Ask HN: How many females do you work with?
2 points| HackerLemon | 5 years ago
I work in the UK as a developer in an office with just over 100 employees. This covers Development, QA, Support, Product and Office Staff.
There are a total of 2 female employees, both of them have non-technical roles. And I really feel like this is a shame. I went to university with people of all genders and I feel like gender diversity is great for a team/office.
It's just a stark difference from my previous workplace which was very much evenly split.
I just wanted to get a little insight, how many females do you work with?
blaser-waffle|5 years ago
Call it maybe 30-35% XX vs ~70% XY, with most of the XX concentrated mostly in QA, Finance, and Project Mgmt roles. Actual Infrastructure, Ops, and Dev roles are mostly men, and are mostly offshore'd at this point.

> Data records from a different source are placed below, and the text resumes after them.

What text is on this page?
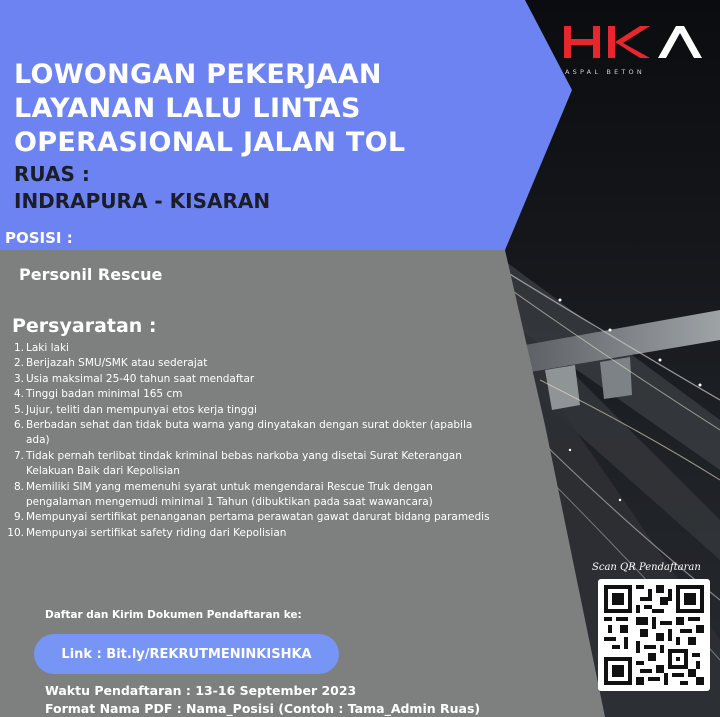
ASPAL BETON

LOWONGAN PEKERJAAN
LAYANAN LALU LINTAS
OPERASIONAL JALAN TOL

RUAS :

INDRAPURA - KISARAN

POSISI :

Personil Rescue

Persyaratan :

1. Laki laki
2. Berijazah SMU/SMK atau sederajat
3. Usia maksimal 25-40 tahun saat mendaftar
4. Tinggi badan minimal 165 cm
5. Jujur, teliti dan mempunyai etos kerja tinggi
6. Berbadan sehat dan tidak buta warna yang dinyatakan dengan surat dokter (apabila
ada)
7. Tidak pernah terlibat tindak kriminal bebas narkoba yang disetai Surat Keterangan
Kelakuan Baik dari Kepolisian
8. Memiliki SIM yang memenuhi syarat untuk mengendarai Rescue Truk dengan
pengalaman mengemudi minimal 1 Tahun (dibuktikan pada saat wawancara)
9. Mempunyai sertifikat penanganan pertama perawatan gawat darurat bidang paramedis
10. Mempunyai sertifikat safety riding dari Kepolisian

Daftar dan Kirim Dokumen Pendaftaran ke:

Link : Bit.ly/REKRUTMENINKISHKA

Waktu Pendaftaran : 13-16 September 2023

Format Nama PDF : Nama_Posisi (Contoh : Tama_Admin Ruas)

Scan QR Pendaftaran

In fact, all of the women on the "technical side" (Dev/Ops/whatever) are entirely offshore resources, with 2-3 notable exceptions. None of the exceptions are American, either, for that matter (Indian/Russian/German).
mytailorisrich|5 years ago
It's not down to companies.
Changing that requires a long term plan focusing on primary and secondary education. University is too late. In the UK many schools encourage pupils to develop interests in all subjects these days and to teach them that they can be whatever they want, so that girls may find that they like engineering and boys that they like nursing (for example). I think it's the right way forward but obviously it is a slow evolution.
dllthomas|5 years ago
If that's the case, and especially if it's more so than other industries, then companies are likely to blame for at least a portion of the difference, although not necessarily at hiring.
lewisj489|5 years ago
I guess in cities the ratios would be better. All the women in tech I know work in London.
I would say the UK is quite good at not gender shaming roles (Except nursing for males unfortunately)
nonines|5 years ago
SW Dev seems to be male dominated for as long as I remember myself in it. Made a motto out of it that I hope I'm gonna pass to my kids: "steer away from any environment where the gender stats are skewed beyond 60-40. This is just not normal."
chuck9302|5 years ago
J-dawg|5 years ago
LandR|5 years ago
I wouldn't ask how many males do you work with, I would just way "how many men do you work with."
Similarly, I would say "How many women do you work with?"
But maybe that's an issue as well. I don't know. This language policing is mostly a minefield I don't care to navigate. The OP clearly wasn't trying to be offensive or anything like that, so i think (and hope) it's fine.
lewisj489|5 years ago
Sorry.
J-dawg|5 years ago
gshdg|5 years ago
None of whom would find it acceptable to be called “females”.
That’s not “language policing” as described elsewhere in the thread.
You don’t see men in the workplace being called “males”. “Female” and “male” as nouns are used to describe animals. It’s dehumanizing. Don’t do it.
J-dawg|5 years ago
Ha, it's amazing how you people always talk in the same way. Literally ordering other people what to do. Yet you object to being called the "language police". It's priceless.
lewisj489|5 years ago
https://i.imgur.com/lk7GPDB.png
unknown|5 years ago
[deleted]
dragonwriter|5 years ago
That's orthogonal to whether it is correct information backing a warranted suggestion.
remux|5 years ago
photonios|5 years ago
In terms of women in the office:
- 2 developers
- 1 project manager
- 1 QA manager
- 1 HR
- 1 office manager
It's a little low for this city and country. In most larger companies, the ratio is 60-40. Sometimes higher, sometimes lower.
Romania is a former communist country and the state did not make a difference between male/female. It didn't matter. You had to work. This kind of thinking has kind of continued.
It's starting to change though. Romania has extremely favorable laws for women. Pregnant women work 6 hours / day till 32 weeks at 100% pay. After giving birth, they can stay home for up to two years at 85% pay. Fortunately, most of them return to work after two years.